In their report, entitled “The American Dream or Just an Illusion?  Understanding Land Contract Trends in the Midwest Pre- and Post-Crisis,” they invaluably look at the prevalence and impact of land contract sales by individual families rather than institutional investors in communities of color, low income communities, and distressed housing markets.  Accessing a huge database, they were able to focus on the years since the recession in six states:  Michigan, Ohio, Wisconsin, Minnesota, Indiana, and Iowa.

You’re not going to read their full report, but here are the highlights:

  • Land contracts are still the wild west where families without access to other credit sources have little protections. They found that Florida, Maryland and Oklahoma have protections equivalent to standard mortgages, while Texas, Illinois, and Ohio offer some level of protections after a certain percentage of the contract is fulfilled including return of down payment and repair investments in some cases.
  • Their database showed that 69% of land contracts were in these six states with Michigan holding 25%, Ohio 13%, and Wisconsin 11%.
  • They caution that though these states require recording, this data likely understates the level of land contract activity, reflecting perhaps at most only 25% of actual transactions.
  • The median level for land contract sales was $74,000 with more than 70% at less than $100,000.
  • 45% of the sales were less than half of the price of standard mortgage sales in these markets after the recession.
  • In Wayne County, containing Detroit, 49% of the contract land sales were less than $53,000 in 2005 and increased to 57% in 2016, and credit narrowed.  A report chart showed that contract sales where overwhelming compared to banks’ sales under Home Mortgage Disclosure Act (HMDA) reporting.
  • The report shows that land contract sales are dominating the market for $50,000 or below sales price homes.

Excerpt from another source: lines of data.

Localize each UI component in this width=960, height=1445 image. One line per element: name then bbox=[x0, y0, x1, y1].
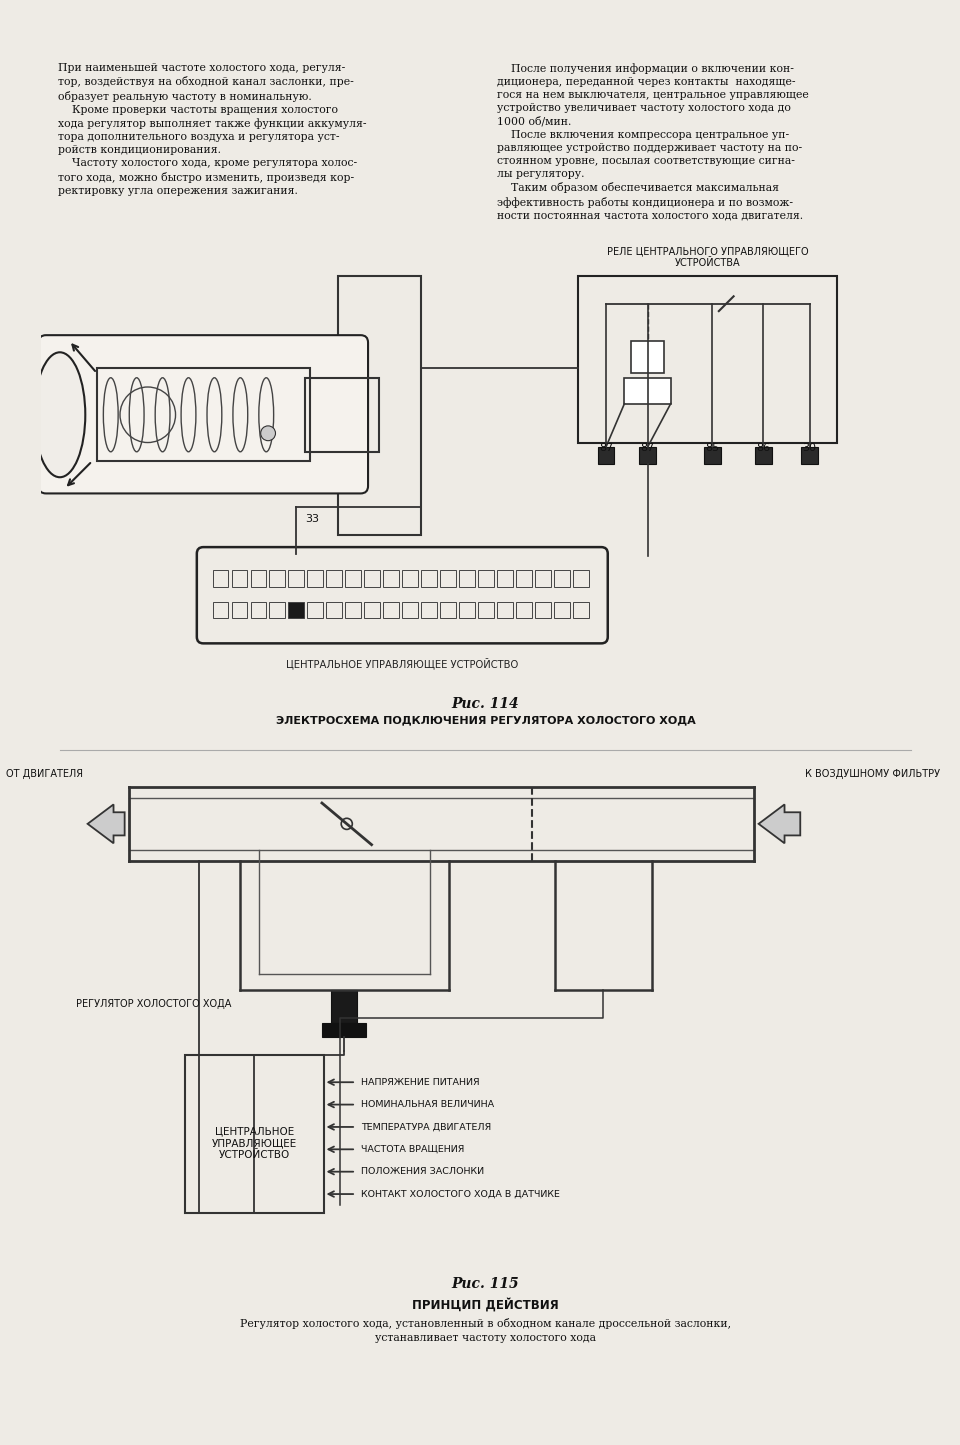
Bar bbox=[421, 601, 437, 618]
Text: ОТ ДВИГАТЕЛЯ: ОТ ДВИГАТЕЛЯ bbox=[6, 769, 83, 779]
Bar bbox=[97, 368, 310, 461]
Bar bbox=[573, 571, 588, 587]
Bar bbox=[251, 571, 266, 587]
Bar bbox=[212, 601, 228, 618]
Bar bbox=[270, 601, 285, 618]
Bar bbox=[554, 571, 570, 587]
Bar bbox=[331, 990, 357, 1023]
Bar bbox=[184, 1055, 324, 1212]
Bar bbox=[516, 571, 532, 587]
Text: Рис. 114: Рис. 114 bbox=[452, 696, 519, 711]
Text: ЭЛЕКТРОСХЕМА ПОДКЛЮЧЕНИЯ РЕГУЛЯТОРА ХОЛОСТОГО ХОДА: ЭЛЕКТРОСХЕМА ПОДКЛЮЧЕНИЯ РЕГУЛЯТОРА ХОЛО… bbox=[276, 715, 695, 725]
Text: ЦЕНТРАЛЬНОЕ УПРАВЛЯЮЩЕЕ УСТРОЙСТВО: ЦЕНТРАЛЬНОЕ УПРАВЛЯЮЩЕЕ УСТРОЙСТВО bbox=[286, 657, 518, 669]
Bar bbox=[802, 447, 818, 464]
Bar bbox=[573, 601, 588, 618]
Bar bbox=[305, 377, 379, 452]
Bar bbox=[639, 447, 656, 464]
Bar bbox=[402, 571, 418, 587]
Text: ПРИНЦИП ДЕЙСТВИЯ: ПРИНЦИП ДЕЙСТВИЯ bbox=[412, 1298, 559, 1312]
FancyBboxPatch shape bbox=[38, 335, 368, 493]
Text: При наименьшей частоте холостого хода, регуля-
тор, воздействуя на обходной кана: При наименьшей частоте холостого хода, р… bbox=[58, 64, 367, 195]
Bar bbox=[346, 571, 361, 587]
Text: РЕЛЕ ЦЕНТРАЛЬНОГО УПРАВЛЯЮЩЕГО
УСТРОЙСТВА: РЕЛЕ ЦЕНТРАЛЬНОГО УПРАВЛЯЮЩЕГО УСТРОЙСТВ… bbox=[607, 246, 808, 267]
Text: Рис. 115: Рис. 115 bbox=[452, 1277, 519, 1292]
Bar bbox=[497, 601, 513, 618]
Bar bbox=[270, 571, 285, 587]
Bar bbox=[231, 571, 248, 587]
Bar bbox=[478, 601, 493, 618]
Bar bbox=[554, 601, 570, 618]
Bar bbox=[597, 447, 614, 464]
Bar bbox=[383, 601, 399, 618]
Bar bbox=[535, 601, 551, 618]
Bar bbox=[365, 601, 380, 618]
Text: 85: 85 bbox=[706, 442, 719, 452]
Bar bbox=[631, 341, 664, 373]
Bar bbox=[441, 601, 456, 618]
Text: НОМИНАЛЬНАЯ ВЕЛИЧИНА: НОМИНАЛЬНАЯ ВЕЛИЧИНА bbox=[361, 1100, 493, 1110]
Bar bbox=[326, 571, 342, 587]
Bar bbox=[288, 601, 304, 618]
Text: К ВОЗДУШНОМУ ФИЛЬТРУ: К ВОЗДУШНОМУ ФИЛЬТРУ bbox=[804, 769, 940, 779]
Bar bbox=[383, 571, 399, 587]
Bar bbox=[338, 276, 420, 535]
Bar bbox=[251, 601, 266, 618]
Bar bbox=[326, 601, 342, 618]
Ellipse shape bbox=[35, 353, 85, 477]
Bar bbox=[346, 601, 361, 618]
Bar bbox=[212, 571, 228, 587]
Bar bbox=[497, 571, 513, 587]
Text: 87: 87 bbox=[599, 442, 613, 452]
Text: ЦЕНТРАЛЬНОЕ
УПРАВЛЯЮЩЕЕ
УСТРОЙСТВО: ЦЕНТРАЛЬНОЕ УПРАВЛЯЮЩЕЕ УСТРОЙСТВО bbox=[211, 1127, 297, 1160]
Text: После получения информации о включении кон-
диционера, переданной через контакты: После получения информации о включении к… bbox=[496, 64, 808, 221]
Bar bbox=[478, 571, 493, 587]
Bar bbox=[516, 601, 532, 618]
Text: ПОЛОЖЕНИЯ ЗАСЛОНКИ: ПОЛОЖЕНИЯ ЗАСЛОНКИ bbox=[361, 1168, 484, 1176]
Text: КОНТАКТ ХОЛОСТОГО ХОДА В ДАТЧИКЕ: КОНТАКТ ХОЛОСТОГО ХОДА В ДАТЧИКЕ bbox=[361, 1189, 560, 1198]
Text: 87: 87 bbox=[640, 442, 655, 452]
Text: 30: 30 bbox=[803, 442, 817, 452]
Bar bbox=[421, 571, 437, 587]
Bar bbox=[365, 571, 380, 587]
Bar bbox=[459, 601, 475, 618]
Text: НАПРЯЖЕНИЕ ПИТАНИЯ: НАПРЯЖЕНИЕ ПИТАНИЯ bbox=[361, 1078, 479, 1087]
FancyArrow shape bbox=[87, 805, 125, 844]
Circle shape bbox=[261, 426, 276, 441]
FancyArrow shape bbox=[758, 805, 801, 844]
Bar bbox=[231, 601, 248, 618]
Bar bbox=[755, 447, 772, 464]
Text: 86: 86 bbox=[756, 442, 770, 452]
Bar bbox=[402, 601, 418, 618]
Bar bbox=[459, 571, 475, 587]
Bar bbox=[624, 377, 671, 403]
Text: Регулятор холостого хода, установленный в обходном канале дроссельной заслонки,
: Регулятор холостого хода, установленный … bbox=[240, 1318, 732, 1342]
Text: 33: 33 bbox=[305, 514, 319, 523]
Bar bbox=[322, 1023, 366, 1036]
Bar bbox=[535, 571, 551, 587]
Bar bbox=[307, 571, 324, 587]
Text: ЧАСТОТА ВРАЩЕНИЯ: ЧАСТОТА ВРАЩЕНИЯ bbox=[361, 1144, 464, 1153]
Bar bbox=[704, 447, 721, 464]
Bar bbox=[288, 571, 304, 587]
Bar bbox=[307, 601, 324, 618]
Text: ТЕМПЕРАТУРА ДВИГАТЕЛЯ: ТЕМПЕРАТУРА ДВИГАТЕЛЯ bbox=[361, 1123, 491, 1131]
Bar bbox=[578, 276, 837, 442]
Bar bbox=[441, 571, 456, 587]
Text: РЕГУЛЯТОР ХОЛОСТОГО ХОДА: РЕГУЛЯТОР ХОЛОСТОГО ХОДА bbox=[76, 1000, 231, 1010]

You get the message.  This is bad business.  Carpenter and her co-authors were Federal Reserve careful in coming to rash conclusions, but even the most cursory reading underscores the fact that lower income families trying to access home ownership at the lower end of the market that they can afford are still being deserted by the banking and normal credit system and herded into land contract sales lacking better, cheaper, and more secure options.